Best “Blue Marble” Images Yet


The Goddard Space Flight Center has a Flickr account showcasing a series of images of our own home planet. Called “Blue Marble,” these spectacular images are the most detailed true-color image of the entire Earth to date. Using a collection of satellite-based observations, scientists and visualizers stitched together months of observations in 2001 of the land surface, oceans, sea ice, and clouds into a seamless, true-color mosaic of every square kilometer (.386 square mile) of our planet. Your tax dollars at work, these images are freely available to educators, scientists, museums, and the public. This record includes preview images and links to full resolution versions up to 21,600 pixels across.

Our blue marble. Credit: NASA

Compare these new images to the original “Blue Marble” photograph, below, taken by the Apollo 17 crew in 1968.

The original Blue Marble by Apollo 17.

10 Replies to “Best “Blue Marble” Images Yet”

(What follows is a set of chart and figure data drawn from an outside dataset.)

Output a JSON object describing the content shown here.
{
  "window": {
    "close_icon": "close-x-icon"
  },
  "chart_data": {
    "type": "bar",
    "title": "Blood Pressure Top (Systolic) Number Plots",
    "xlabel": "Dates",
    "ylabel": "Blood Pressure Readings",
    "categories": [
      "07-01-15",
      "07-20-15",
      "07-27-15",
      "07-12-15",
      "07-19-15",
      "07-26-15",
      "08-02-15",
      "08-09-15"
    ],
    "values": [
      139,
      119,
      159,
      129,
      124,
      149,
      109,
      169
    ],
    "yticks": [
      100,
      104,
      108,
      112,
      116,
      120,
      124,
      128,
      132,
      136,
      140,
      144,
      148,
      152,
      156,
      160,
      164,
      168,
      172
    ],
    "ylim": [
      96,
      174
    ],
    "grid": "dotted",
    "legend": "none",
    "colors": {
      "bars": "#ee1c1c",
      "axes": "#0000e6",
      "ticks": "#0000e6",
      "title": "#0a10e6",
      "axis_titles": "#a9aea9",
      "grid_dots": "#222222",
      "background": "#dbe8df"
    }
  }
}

  1. This is a deliciously enviable planet. As an extra-terrestrial, I am jealous of those watery bipeds. If I lived here, I would do more to ensure that it remains this nice.

  2. Earth is really a unique and the most beautiful planet in the universe.It is clear from this picture that earth really a true heaven that we can imagine.

  3. Beautiful. These new images give us a better idea what the Earth REALLY looked like to the Apollo astronauts as they headed to and from the Moon 40 years ago.

  4. When I was a kid, artists’ impressions of the earth from space were mostly green land dark, almost black sea and with almost no clouds, Apollo 8 changed that forever.

  5. Even with the fuzzy and grainy Earth video from lunar orbit, I remember looking at the moon with my 2″ Sears scope, knowing men were right then orbiting the moon.

  6. Glad at least see Nancy respond to spam complaints on her stories. When will the others address this person:

  7. I’ve removed all of Joyce’s posts and deleted the account. SPAM posts are going to happen Jon, and it’s hard to delete them when we’re asleep.

  8. My humble apologies to Fraiser Cain. I was not my intention to impugn UT staffers and will be more tolerant of this time-delay matter in the future. Thank you, Fraiser, for your commendable response in this matter! 🙂

  9. One thing I thought would have been literally out of this world to see… the experience the lunar astronauts had of watching both the Moon and Earth getting larger and larger during their trip.